Heidi McAfee, who retired earlier this year, was director of Patient Access during much of the period when the problematic billing occurred. Efforts to reach McAfee on Wednesday were unsuccessful, but Atkinson praised her years of work with WakeMed.

“Do I think anybody intentionally did anything wrong?” Atkinson said. “No, I don’t.”

He said WakeMed had not reported McAfee or any of the nurses to the N.C. Board of Nursing for ignoring doctor’s orders. He stressed that none of the decisions were about patient care.

“This is not a clinical care question,” Atkinson said. “This is a billing question.”

The hospital faces two criminal charges – making material false statements relating to health care matters and aiding and abetting, but under the settlement reached Wednesday, prosecution will be deferred. If the hospital complies with provisions in the settlement agreement, such as paying $8 million and allowing further monitoring, the charges will be dismissed in two years, according to court documents.

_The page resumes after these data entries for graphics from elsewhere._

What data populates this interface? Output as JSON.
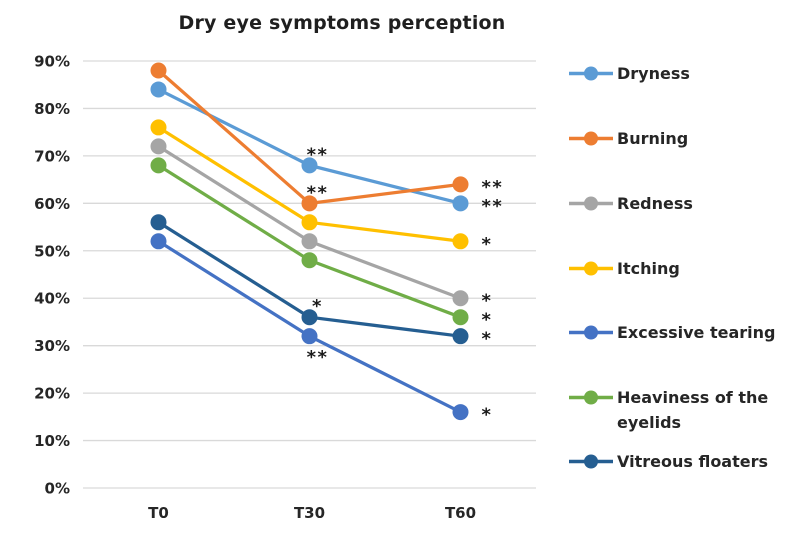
{
  "chart_data": {
    "type": "line",
    "title": "Dry eye symptoms perception",
    "categories": [
      "T0",
      "T30",
      "T60"
    ],
    "xlabel": "",
    "ylabel": "",
    "ylim": [
      0,
      90
    ],
    "y_tick_step": 10,
    "y_tick_labels": [
      "0%",
      "10%",
      "20%",
      "30%",
      "40%",
      "50%",
      "60%",
      "70%",
      "80%",
      "90%"
    ],
    "grid": true,
    "legend_position": "right",
    "grid_color": "#D9D9D9",
    "text_color": "#262626",
    "series": [
      {
        "name": "Dryness",
        "color": "#5B9BD5",
        "values": [
          84,
          68,
          60
        ],
        "sig": [
          "",
          "**",
          "**"
        ],
        "sig_pos": [
          "",
          "above",
          "right"
        ]
      },
      {
        "name": "Burning",
        "color": "#ED7D31",
        "values": [
          88,
          60,
          64
        ],
        "sig": [
          "",
          "**",
          "**"
        ],
        "sig_pos": [
          "",
          "above",
          "right"
        ]
      },
      {
        "name": "Redness",
        "color": "#A5A5A5",
        "values": [
          72,
          52,
          40
        ],
        "sig": [
          "",
          "",
          "*"
        ],
        "sig_pos": [
          "",
          "",
          "right"
        ]
      },
      {
        "name": "Itching",
        "color": "#FFC000",
        "values": [
          76,
          56,
          52
        ],
        "sig": [
          "",
          "",
          "*"
        ],
        "sig_pos": [
          "",
          "",
          "right"
        ]
      },
      {
        "name": "Excessive tearing",
        "color": "#4472C4",
        "values": [
          52,
          32,
          16
        ],
        "sig": [
          "",
          "**",
          "*"
        ],
        "sig_pos": [
          "",
          "below",
          "right"
        ]
      },
      {
        "name": "Heaviness of the eyelids",
        "color": "#70AD47",
        "values": [
          68,
          48,
          36
        ],
        "sig": [
          "",
          "",
          "*"
        ],
        "sig_pos": [
          "",
          "",
          "right"
        ]
      },
      {
        "name": "Vitreous floaters",
        "color": "#255E91",
        "values": [
          56,
          36,
          32
        ],
        "sig": [
          "",
          "*",
          "*"
        ],
        "sig_pos": [
          "",
          "above",
          "right"
        ]
      }
    ]
  }
}
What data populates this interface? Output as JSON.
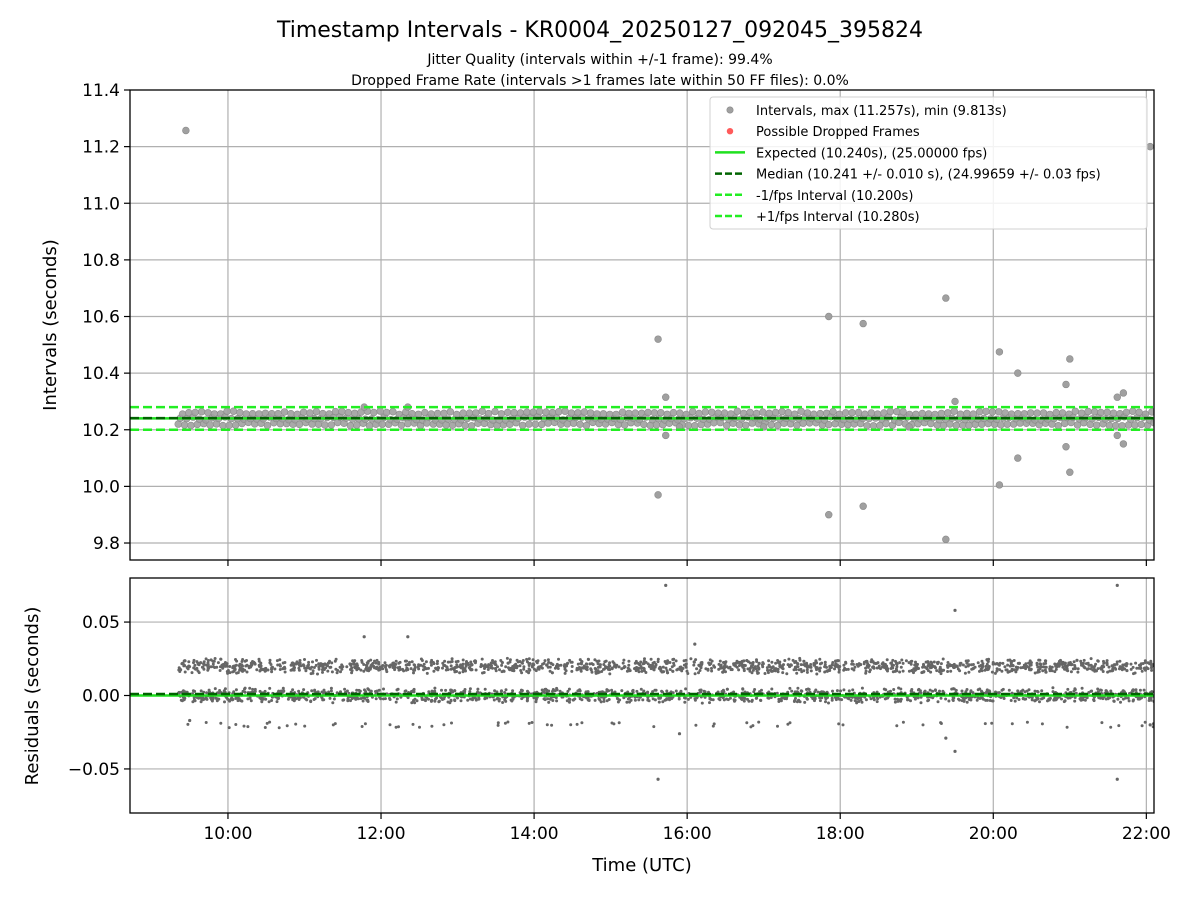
{
  "title": "Timestamp Intervals - KR0004_20250127_092045_395824",
  "subtitle_lines": [
    "Jitter Quality (intervals within +/-1 frame): 99.4%",
    "Dropped Frame Rate (intervals >1 frames late within 50 FF files): 0.0%"
  ],
  "colors": {
    "intervals": "#a0a0a0",
    "dropped": "#ff5a5a",
    "expected": "#1fe01f",
    "median": "#006400",
    "bounds": "#22ee22",
    "residuals": "#666666",
    "grid": "#b0b0b0"
  },
  "chart_data": [
    {
      "type": "scatter",
      "panel": "top",
      "ylabel": "Intervals (seconds)",
      "xlim": [
        8.72,
        22.1
      ],
      "ylim": [
        9.74,
        11.4
      ],
      "x_ticks": [
        10,
        12,
        14,
        16,
        18,
        20,
        22
      ],
      "y_ticks": [
        9.8,
        10.0,
        10.2,
        10.4,
        10.6,
        10.8,
        11.0,
        11.2,
        11.4
      ],
      "y_tick_labels": [
        "9.8",
        "10.0",
        "10.2",
        "10.4",
        "10.6",
        "10.8",
        "11.0",
        "11.2",
        "11.4"
      ],
      "legend": {
        "position": "top-right",
        "entries": [
          "Intervals, max (11.257s), min (9.813s)",
          "Possible Dropped Frames",
          "Expected (10.240s), (25.00000 fps)",
          "Median (10.241 +/- 0.010 s), (24.99659 +/- 0.03 fps)",
          "-1/fps Interval (10.200s)",
          "+1/fps Interval (10.280s)"
        ]
      },
      "lines": {
        "expected": 10.24,
        "median": 10.241,
        "minus_fps": 10.2,
        "plus_fps": 10.28
      },
      "dense_band": {
        "x_start": 9.35,
        "x_end": 22.1,
        "values": [
          10.22,
          10.24,
          10.26
        ]
      },
      "outliers": [
        [
          9.45,
          11.257
        ],
        [
          15.62,
          10.52
        ],
        [
          15.62,
          9.97
        ],
        [
          15.72,
          10.315
        ],
        [
          15.72,
          10.18
        ],
        [
          17.85,
          10.6
        ],
        [
          17.85,
          9.9
        ],
        [
          18.3,
          10.575
        ],
        [
          18.3,
          9.93
        ],
        [
          19.38,
          10.665
        ],
        [
          19.38,
          9.813
        ],
        [
          19.5,
          10.3
        ],
        [
          20.08,
          10.475
        ],
        [
          20.08,
          10.005
        ],
        [
          20.32,
          10.4
        ],
        [
          20.32,
          10.1
        ],
        [
          20.95,
          10.36
        ],
        [
          20.95,
          10.14
        ],
        [
          21.0,
          10.45
        ],
        [
          21.0,
          10.05
        ],
        [
          21.62,
          10.315
        ],
        [
          21.62,
          10.18
        ],
        [
          21.7,
          10.33
        ],
        [
          21.7,
          10.15
        ],
        [
          22.05,
          11.2
        ],
        [
          11.78,
          10.28
        ],
        [
          12.35,
          10.28
        ],
        [
          15.9,
          10.21
        ],
        [
          17.0,
          10.21
        ],
        [
          18.9,
          10.21
        ]
      ]
    },
    {
      "type": "scatter",
      "panel": "bottom",
      "xlabel": "Time (UTC)",
      "ylabel": "Residuals (seconds)",
      "xlim": [
        8.72,
        22.1
      ],
      "ylim": [
        -0.08,
        0.08
      ],
      "x_ticks": [
        10,
        12,
        14,
        16,
        18,
        20,
        22
      ],
      "x_tick_labels": [
        "10:00",
        "12:00",
        "14:00",
        "16:00",
        "18:00",
        "20:00",
        "22:00"
      ],
      "y_ticks": [
        -0.05,
        0.0,
        0.05
      ],
      "y_tick_labels": [
        "−0.05",
        "0.00",
        "0.05"
      ],
      "lines": {
        "expected": 0.0,
        "median": 0.001
      },
      "dense_bands": [
        {
          "x_start": 9.35,
          "x_end": 22.1,
          "center": 0.02
        },
        {
          "x_start": 9.35,
          "x_end": 22.1,
          "center": 0.0
        }
      ],
      "outliers": [
        [
          15.72,
          0.075
        ],
        [
          21.62,
          0.075
        ],
        [
          19.5,
          0.058
        ],
        [
          15.62,
          -0.057
        ],
        [
          21.62,
          -0.057
        ],
        [
          19.5,
          -0.038
        ],
        [
          12.35,
          0.04
        ],
        [
          11.78,
          0.04
        ],
        [
          16.1,
          0.035
        ],
        [
          15.9,
          -0.026
        ],
        [
          19.38,
          -0.029
        ],
        [
          9.5,
          -0.017
        ],
        [
          22.05,
          -0.02
        ]
      ]
    }
  ]
}
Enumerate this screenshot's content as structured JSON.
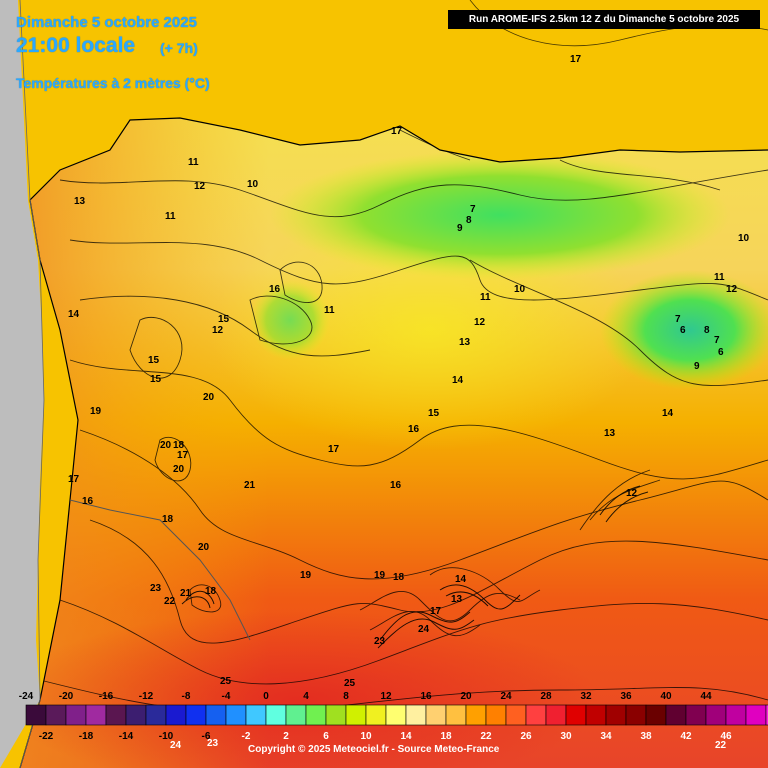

As part of the agreement, which has yet to be approved in court, Atkinson acknowledged the wrongdoing described by prosecutors. He further acknowledged that WakeMed was responsible for the acts of the health-care organization’s employees and officers.

WakeMed saw 110,000 Medicare patients in 2010. The 52-year old hospital has never been sanctioned by Medicare before.

WakeMed has paid more than $1.2 million to the Medicare program for some of the questionable claims. The hospital is to pay an additional $6.7 million by next week.

Both Atkinson and federal prosecutors said WakeMed took steps quickly to fix the billing problem.

Under the settlement agreement, WakeMed officials are prohibited from discussing how many cases were singled out by prosecutors, but Atkinson said it was a small percentage of the hospital’s overall business.

Staff Writer Mandy Locke contributed to this report.